I don't believe in ghosts. It's all a load of nonsense in my view. Those who believe in ghosts secretly desire something more - something beyond everyday life - and so they are receptive to ghostly ideas, ghostly stories, ghostly films. I would happily set up a tent and camp in a pitch dark graveyard, snuggled in my sleeping bag, listening to the hooting of owls and the leathery whooshing of bats' wings. I am 100% confident that I would not be disturbed by phantoms and that I would sleep soundly till dawn.
And yet at times, I feel that I am haunted. Maybe you are the same. When I was working and there were never enough hours in a day and every morning was like the beginning of another Groundhog Day, there was hardly time to ponder. But now that I have oodles of time to spare, events and faces from the past come back to haunt me.
We are who we are and though we might be able to alter the fringes of our lives, the core human being remains unchanged. As they say, it's all in our DNA. A feature of my "haunting" is the replaying of past events - mostly when things went wrong, when I suffered injustice, when I failed to act in the way I should have done, when wrong words were spoken or the right words were unsaid. I tend to play those particular life tapes far more often than I revisit my successes, the joys that I have known, the wonderful places I have been fortunate enough to visit, the good things I have done.

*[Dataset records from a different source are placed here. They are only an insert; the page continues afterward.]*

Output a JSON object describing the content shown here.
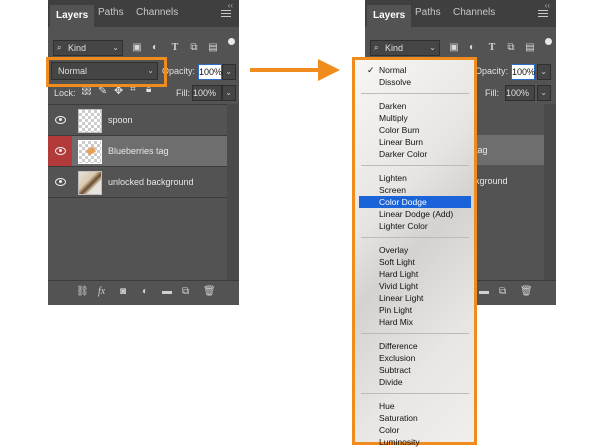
{
  "tabs": [
    {
      "label": "Layers",
      "active": true
    },
    {
      "label": "Paths",
      "active": false
    },
    {
      "label": "Channels",
      "active": false
    }
  ],
  "filter": {
    "label": "Kind"
  },
  "blend": {
    "value": "Normal"
  },
  "opacity": {
    "label": "Opacity:",
    "value": "100%"
  },
  "lock": {
    "label": "Lock:"
  },
  "fill": {
    "label": "Fill:",
    "value": "100%"
  },
  "layers": [
    {
      "name": "spoon",
      "selected": false
    },
    {
      "name": "Blueberries tag",
      "selected": true
    },
    {
      "name": "unlocked background",
      "selected": false
    }
  ],
  "right_layer_fragments": [
    "tag",
    "kground"
  ],
  "bottom_icons": [
    "link-icon",
    "fx-icon",
    "mask-icon",
    "adjustment-icon",
    "folder-icon",
    "new-layer-icon",
    "trash-icon"
  ],
  "blend_modes": [
    [
      "Normal",
      "Dissolve"
    ],
    [
      "Darken",
      "Multiply",
      "Color Burn",
      "Linear Burn",
      "Darker Color"
    ],
    [
      "Lighten",
      "Screen",
      "Color Dodge",
      "Linear Dodge (Add)",
      "Lighter Color"
    ],
    [
      "Overlay",
      "Soft Light",
      "Hard Light",
      "Vivid Light",
      "Linear Light",
      "Pin Light",
      "Hard Mix"
    ],
    [
      "Difference",
      "Exclusion",
      "Subtract",
      "Divide"
    ],
    [
      "Hue",
      "Saturation",
      "Color",
      "Luminosity"
    ]
  ],
  "blend_checked": "Normal",
  "blend_highlighted": "Color Dodge",
  "colors": {
    "accent_orange": "#f08c1d",
    "selection_blue": "#1a63d8",
    "panel_bg": "#535353",
    "tab_bar_bg": "#3f3f3f",
    "visibility_red": "#b33a3a"
  }
}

Edith Piaf memorably sang:-
Non, rien de rien
Non, je ne regrette rien
Ni le bien qu'on m'a fait
Ni le mal; tout ça m'est bien égal !Which loosely translated means:-
No, nothing of nothing
No! I don't feel sorry about anything
Not the good things people have done to me
Not the bad things, it's all the same to me.

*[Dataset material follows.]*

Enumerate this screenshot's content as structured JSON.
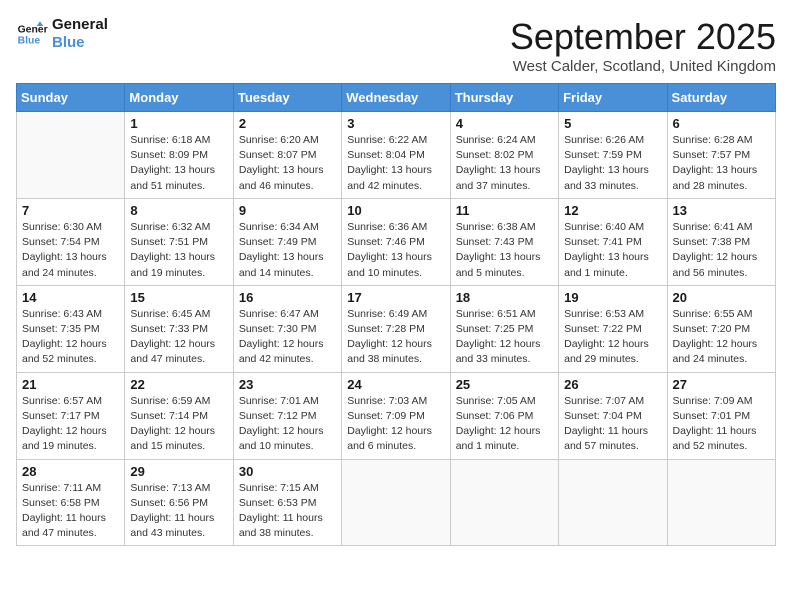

But to me this is all pure hogwash. In reality, it is impossible to live without regrets. To "regret nothing" is an aspiration, not a believable way of living.
We are all the same in that inside our skulls there's a person that we refer to as "I" or "me". But no matter how close we get to other people, they will never know what it means to live inside somebody else's head. The "I" that I know is very different from your particular "I". "I" is composed of our genetic make up, our experience, our diet, our physical health, the stimulation we receive from the world around us. And for these reasons we are all different. No two "I's" can ever be the same.
What is past is past. We can't change it and yes there's probably no point in crying over spilt milk but in spite of all that, I know that I am not alone in devoting far too much emotional energy and time to past recollections that may often be tainted with regret. You can't snap out of it or prevent that kind of thinking. In the end there's no way to exorcise those metaphorical ghosts that haunt us. We must continue striving to live with them.